Soal di atas itu, saya menduganya sebagai masalah hormonal biasa, perkara lazim bagi anak-anak seusianya. Dia yang mulai baligh, sedang mencari bentuk dalam fase split personality-nya. Saya pun hanya bisa memantau dan sesekali ingin tahu perihal kegiatannya, bacaannya, lukisannya, dan coretannya. Sejauh yang saya tahu, Agree tetap ideal.


Hingga kemudian...

Tadi malam, kami dikagetkan dengan kejadian berikut ini.
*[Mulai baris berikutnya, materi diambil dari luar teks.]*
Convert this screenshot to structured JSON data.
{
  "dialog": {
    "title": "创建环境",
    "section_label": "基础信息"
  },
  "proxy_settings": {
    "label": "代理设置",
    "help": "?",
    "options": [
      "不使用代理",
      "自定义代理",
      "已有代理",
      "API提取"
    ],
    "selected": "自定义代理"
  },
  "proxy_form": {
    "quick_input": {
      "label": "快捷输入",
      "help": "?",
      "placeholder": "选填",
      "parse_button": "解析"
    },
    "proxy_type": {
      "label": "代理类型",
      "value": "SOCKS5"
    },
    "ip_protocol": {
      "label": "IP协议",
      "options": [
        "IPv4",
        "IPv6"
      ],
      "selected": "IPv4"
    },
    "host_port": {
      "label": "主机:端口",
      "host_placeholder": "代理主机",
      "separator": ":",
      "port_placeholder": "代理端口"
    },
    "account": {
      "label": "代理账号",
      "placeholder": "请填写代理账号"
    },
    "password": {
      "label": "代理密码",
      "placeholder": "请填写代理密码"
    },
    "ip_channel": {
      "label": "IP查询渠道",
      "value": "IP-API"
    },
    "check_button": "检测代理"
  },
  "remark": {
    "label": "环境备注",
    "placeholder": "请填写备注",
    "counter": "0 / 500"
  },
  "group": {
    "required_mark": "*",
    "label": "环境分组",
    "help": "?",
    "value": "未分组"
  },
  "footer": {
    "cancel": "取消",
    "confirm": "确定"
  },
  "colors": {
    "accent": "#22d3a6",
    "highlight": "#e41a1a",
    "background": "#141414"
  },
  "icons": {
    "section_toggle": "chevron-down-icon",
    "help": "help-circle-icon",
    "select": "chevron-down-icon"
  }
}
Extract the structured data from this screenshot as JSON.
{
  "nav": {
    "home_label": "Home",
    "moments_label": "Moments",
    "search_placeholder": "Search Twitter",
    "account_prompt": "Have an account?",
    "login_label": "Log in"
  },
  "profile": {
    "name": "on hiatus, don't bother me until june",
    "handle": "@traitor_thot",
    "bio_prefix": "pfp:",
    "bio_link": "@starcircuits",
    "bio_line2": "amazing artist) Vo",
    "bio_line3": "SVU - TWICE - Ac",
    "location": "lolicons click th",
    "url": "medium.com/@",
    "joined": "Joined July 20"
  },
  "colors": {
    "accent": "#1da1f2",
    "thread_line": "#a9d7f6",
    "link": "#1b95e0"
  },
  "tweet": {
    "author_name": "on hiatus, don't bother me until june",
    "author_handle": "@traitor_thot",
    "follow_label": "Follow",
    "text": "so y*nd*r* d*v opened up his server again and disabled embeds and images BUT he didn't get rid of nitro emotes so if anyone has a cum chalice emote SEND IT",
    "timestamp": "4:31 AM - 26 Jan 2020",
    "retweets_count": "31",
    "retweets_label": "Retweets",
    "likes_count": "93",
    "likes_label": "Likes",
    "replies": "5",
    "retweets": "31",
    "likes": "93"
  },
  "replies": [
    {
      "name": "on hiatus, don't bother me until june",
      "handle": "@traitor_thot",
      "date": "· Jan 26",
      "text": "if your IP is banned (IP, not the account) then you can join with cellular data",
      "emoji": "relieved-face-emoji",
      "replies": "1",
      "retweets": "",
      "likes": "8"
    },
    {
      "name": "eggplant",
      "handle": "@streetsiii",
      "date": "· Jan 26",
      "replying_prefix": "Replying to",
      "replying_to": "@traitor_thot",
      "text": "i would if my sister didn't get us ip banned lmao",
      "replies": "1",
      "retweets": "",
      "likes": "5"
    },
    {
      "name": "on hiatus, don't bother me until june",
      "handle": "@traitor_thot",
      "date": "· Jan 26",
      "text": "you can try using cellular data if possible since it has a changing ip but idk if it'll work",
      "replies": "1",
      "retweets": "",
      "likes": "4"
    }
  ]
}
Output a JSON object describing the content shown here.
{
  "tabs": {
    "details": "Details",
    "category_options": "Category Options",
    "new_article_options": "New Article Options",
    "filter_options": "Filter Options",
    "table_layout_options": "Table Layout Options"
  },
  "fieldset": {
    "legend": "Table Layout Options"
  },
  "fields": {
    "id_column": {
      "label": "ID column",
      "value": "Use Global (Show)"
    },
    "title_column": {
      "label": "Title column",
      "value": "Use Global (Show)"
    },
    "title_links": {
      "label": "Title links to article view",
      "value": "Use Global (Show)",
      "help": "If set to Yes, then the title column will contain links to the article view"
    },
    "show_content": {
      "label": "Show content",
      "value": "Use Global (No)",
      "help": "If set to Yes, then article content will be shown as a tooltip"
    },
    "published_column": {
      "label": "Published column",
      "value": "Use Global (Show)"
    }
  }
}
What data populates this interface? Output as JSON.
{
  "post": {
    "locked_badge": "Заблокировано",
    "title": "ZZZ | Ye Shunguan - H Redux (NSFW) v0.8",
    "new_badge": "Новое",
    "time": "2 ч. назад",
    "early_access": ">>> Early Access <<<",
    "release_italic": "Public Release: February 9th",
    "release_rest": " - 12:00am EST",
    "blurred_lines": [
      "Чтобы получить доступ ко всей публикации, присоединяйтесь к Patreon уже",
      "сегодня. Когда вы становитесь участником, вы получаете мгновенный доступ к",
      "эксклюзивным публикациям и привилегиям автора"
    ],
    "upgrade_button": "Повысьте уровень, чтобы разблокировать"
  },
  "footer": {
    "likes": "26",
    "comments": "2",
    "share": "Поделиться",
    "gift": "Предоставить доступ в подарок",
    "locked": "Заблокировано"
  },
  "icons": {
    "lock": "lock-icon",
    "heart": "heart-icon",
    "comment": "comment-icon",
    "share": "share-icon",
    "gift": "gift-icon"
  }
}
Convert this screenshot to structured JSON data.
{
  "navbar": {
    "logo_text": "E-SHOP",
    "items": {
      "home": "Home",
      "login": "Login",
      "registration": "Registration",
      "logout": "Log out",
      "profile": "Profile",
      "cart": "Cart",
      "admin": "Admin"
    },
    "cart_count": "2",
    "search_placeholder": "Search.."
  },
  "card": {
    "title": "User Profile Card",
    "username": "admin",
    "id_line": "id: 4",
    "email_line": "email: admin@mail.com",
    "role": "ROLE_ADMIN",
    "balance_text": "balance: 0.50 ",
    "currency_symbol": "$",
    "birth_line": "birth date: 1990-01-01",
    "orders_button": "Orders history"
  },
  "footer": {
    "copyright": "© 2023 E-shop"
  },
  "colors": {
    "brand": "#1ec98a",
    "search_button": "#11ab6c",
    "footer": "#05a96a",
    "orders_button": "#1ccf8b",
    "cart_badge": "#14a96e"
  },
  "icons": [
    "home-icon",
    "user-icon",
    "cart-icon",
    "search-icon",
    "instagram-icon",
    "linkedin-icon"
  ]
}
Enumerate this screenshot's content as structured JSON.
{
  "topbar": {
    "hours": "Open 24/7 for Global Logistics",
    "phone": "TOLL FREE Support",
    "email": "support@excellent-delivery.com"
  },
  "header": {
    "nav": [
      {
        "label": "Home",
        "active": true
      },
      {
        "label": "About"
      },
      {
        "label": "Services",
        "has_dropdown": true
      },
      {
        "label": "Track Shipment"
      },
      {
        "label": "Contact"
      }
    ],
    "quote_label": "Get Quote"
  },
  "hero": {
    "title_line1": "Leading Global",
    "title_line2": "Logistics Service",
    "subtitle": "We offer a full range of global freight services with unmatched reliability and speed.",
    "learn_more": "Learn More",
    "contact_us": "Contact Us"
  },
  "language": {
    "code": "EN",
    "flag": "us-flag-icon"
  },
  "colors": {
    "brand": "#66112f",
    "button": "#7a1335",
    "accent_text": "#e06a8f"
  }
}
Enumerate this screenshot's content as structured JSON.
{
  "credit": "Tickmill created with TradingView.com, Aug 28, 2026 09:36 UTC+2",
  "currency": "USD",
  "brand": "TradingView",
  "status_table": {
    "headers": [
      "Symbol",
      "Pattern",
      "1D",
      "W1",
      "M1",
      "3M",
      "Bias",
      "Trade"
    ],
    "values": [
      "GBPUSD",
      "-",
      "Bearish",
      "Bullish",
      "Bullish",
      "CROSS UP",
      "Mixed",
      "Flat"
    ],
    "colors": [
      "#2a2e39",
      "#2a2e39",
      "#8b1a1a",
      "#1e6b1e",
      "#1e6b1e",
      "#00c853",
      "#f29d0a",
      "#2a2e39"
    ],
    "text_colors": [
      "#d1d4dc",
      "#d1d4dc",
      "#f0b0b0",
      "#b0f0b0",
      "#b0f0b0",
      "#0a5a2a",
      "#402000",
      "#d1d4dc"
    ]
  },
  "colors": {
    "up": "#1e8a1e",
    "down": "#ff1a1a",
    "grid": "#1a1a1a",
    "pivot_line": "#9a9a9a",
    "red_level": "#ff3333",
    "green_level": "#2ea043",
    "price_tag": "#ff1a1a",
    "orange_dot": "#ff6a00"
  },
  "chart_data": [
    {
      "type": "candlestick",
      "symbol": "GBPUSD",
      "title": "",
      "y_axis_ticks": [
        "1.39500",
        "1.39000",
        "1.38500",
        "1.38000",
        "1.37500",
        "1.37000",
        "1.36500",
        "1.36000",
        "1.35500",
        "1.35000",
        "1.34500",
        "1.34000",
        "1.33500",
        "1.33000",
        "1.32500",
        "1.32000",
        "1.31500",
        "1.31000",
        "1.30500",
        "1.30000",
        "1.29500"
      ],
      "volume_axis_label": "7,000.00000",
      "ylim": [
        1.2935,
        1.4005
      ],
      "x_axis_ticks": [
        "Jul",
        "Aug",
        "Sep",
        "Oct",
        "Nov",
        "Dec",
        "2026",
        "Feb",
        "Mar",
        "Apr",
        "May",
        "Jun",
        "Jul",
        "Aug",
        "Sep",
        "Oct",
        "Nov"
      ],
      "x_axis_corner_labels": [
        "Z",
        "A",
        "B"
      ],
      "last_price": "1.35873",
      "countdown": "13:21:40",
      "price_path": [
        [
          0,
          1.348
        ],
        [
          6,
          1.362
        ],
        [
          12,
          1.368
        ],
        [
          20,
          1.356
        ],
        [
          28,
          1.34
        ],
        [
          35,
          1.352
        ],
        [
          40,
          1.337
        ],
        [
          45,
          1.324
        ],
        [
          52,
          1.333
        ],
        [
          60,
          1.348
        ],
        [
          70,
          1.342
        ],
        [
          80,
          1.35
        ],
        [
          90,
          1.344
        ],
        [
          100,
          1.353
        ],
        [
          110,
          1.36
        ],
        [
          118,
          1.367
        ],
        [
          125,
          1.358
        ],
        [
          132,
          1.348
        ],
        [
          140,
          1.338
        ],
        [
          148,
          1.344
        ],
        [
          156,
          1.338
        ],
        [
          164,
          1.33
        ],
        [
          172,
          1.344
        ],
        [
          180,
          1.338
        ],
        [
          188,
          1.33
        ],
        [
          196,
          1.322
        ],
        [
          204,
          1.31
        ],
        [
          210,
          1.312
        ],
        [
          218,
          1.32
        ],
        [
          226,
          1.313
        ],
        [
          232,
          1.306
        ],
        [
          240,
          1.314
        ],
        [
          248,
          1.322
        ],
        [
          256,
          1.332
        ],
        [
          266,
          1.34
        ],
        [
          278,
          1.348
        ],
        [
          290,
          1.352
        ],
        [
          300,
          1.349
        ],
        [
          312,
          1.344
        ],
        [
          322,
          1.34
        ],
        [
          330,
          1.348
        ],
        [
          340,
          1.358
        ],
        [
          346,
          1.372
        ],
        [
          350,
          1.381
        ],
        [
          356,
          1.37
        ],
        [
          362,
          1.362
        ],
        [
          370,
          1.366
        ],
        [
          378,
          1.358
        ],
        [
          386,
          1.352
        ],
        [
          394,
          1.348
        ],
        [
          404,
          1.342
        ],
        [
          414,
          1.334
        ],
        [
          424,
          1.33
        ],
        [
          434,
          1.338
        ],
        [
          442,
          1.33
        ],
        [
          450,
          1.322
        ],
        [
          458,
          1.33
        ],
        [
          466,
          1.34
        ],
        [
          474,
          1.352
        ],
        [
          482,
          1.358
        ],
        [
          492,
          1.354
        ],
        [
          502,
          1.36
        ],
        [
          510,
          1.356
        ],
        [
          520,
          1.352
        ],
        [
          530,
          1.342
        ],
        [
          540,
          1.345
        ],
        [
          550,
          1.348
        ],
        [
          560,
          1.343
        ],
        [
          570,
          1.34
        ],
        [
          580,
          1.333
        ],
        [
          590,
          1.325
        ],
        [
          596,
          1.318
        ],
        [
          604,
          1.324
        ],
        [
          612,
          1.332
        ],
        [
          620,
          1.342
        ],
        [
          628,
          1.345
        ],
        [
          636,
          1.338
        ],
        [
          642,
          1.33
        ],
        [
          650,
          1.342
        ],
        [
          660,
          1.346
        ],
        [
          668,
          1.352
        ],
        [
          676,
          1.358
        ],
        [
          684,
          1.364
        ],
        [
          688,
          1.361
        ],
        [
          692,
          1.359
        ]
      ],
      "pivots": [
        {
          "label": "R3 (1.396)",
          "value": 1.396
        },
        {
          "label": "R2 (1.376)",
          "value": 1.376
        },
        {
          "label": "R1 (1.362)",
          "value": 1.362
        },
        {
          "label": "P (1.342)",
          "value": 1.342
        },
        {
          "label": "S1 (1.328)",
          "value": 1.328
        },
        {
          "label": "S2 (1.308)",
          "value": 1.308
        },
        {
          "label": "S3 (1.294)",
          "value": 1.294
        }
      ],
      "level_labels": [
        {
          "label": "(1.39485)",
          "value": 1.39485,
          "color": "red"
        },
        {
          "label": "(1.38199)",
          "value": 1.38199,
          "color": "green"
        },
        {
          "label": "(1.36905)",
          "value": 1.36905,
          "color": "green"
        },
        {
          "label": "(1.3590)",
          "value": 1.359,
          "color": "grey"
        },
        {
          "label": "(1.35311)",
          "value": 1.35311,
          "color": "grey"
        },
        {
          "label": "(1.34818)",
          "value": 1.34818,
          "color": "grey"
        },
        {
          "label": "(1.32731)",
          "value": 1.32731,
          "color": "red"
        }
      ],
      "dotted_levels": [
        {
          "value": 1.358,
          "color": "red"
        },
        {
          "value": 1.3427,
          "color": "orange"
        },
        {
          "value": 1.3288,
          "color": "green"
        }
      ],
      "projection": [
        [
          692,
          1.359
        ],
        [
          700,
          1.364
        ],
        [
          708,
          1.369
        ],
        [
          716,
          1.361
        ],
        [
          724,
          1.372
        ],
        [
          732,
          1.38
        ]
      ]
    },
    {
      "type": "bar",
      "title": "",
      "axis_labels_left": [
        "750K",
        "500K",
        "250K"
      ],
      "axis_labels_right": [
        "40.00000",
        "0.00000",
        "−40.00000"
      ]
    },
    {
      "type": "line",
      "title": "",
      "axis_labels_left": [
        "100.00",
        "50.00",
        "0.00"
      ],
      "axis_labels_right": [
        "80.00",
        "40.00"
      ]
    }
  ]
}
Beberapa orang nampak sibuk mencari-cari sesuatu. Mencari orang tepatnya. Dan ternyata yang dicari adalah dua orang anak, teman sepermainan Agree. Saya belum tahu persis siapa orang-orang yang mencari-cari itu. Yang pasti mereka melakukan pencarian dengan hawa amarah.



Usut punya usut, ternyata teman-teman sepermainan Agree itu telah melakukan perbuatan ini: menghadang seorang remaja putri di jalanan sepi, lalu berusaha membuka paksa pakaiannya, lalu tangan-tangan mereka (maaf) masuk ke dalam, untuk kemudian meremas-remas buah dada remaja puteri tersebut. Dan orang-orang yang mencari kedua anak tadi barangkali orang tua atau saudara korban. Atau bisa jadi petugas.



Yang bikin nelangsa hati, kedua teman sepermainan Agree itu masih duduk di bangku sekolah dasar, masing-masing kelas 4 dan 5. Entahlah, saat ini keadaan chaos itu masih bergulir. Anak-anak yang dicari tersebut rupanya belum ditemukan. Lari dari rumah. Dan kemungkinan pelakunya memang tidak hanya dua anak tersebut.
.
Saat itulah, Agree bersuara, “Itulah kenapa Agree nggak mau main sama mereka.”


Saya lemas. Saya bersyukur. Saya bangga. Dan saya berdoa. 

Lemas, karena ternyata anak saya, juga dunia anak-anak saya, ada di sekitar budaya laknat yang mengitarinya. Naúdzubillaah. Lindungi anak-anak kami dari keadaan yang sedemikian itu ya Allah.
 .

Bersyukur, karena anak saya terhindar dari lingkungan pergaulan yang rusak itu. Alhamdulillaah, itu pasti karena Allah pasti sayang padanya.
.

Bangga, karena anak saya sudah memiliki filter yang baik dalam pergaulannya. Dia menarik diri pada saat yang mengharuskan dirinya mengambil sikap. Bagus, Gree! Keren!

.
Dan tentu saja saya berdoa, semoga anak saya, anak-anak saya, juga siapapun dia, selalu terjaga dan bisa menjaga atas dinamika jaman dan segala ekses-eksesnya. 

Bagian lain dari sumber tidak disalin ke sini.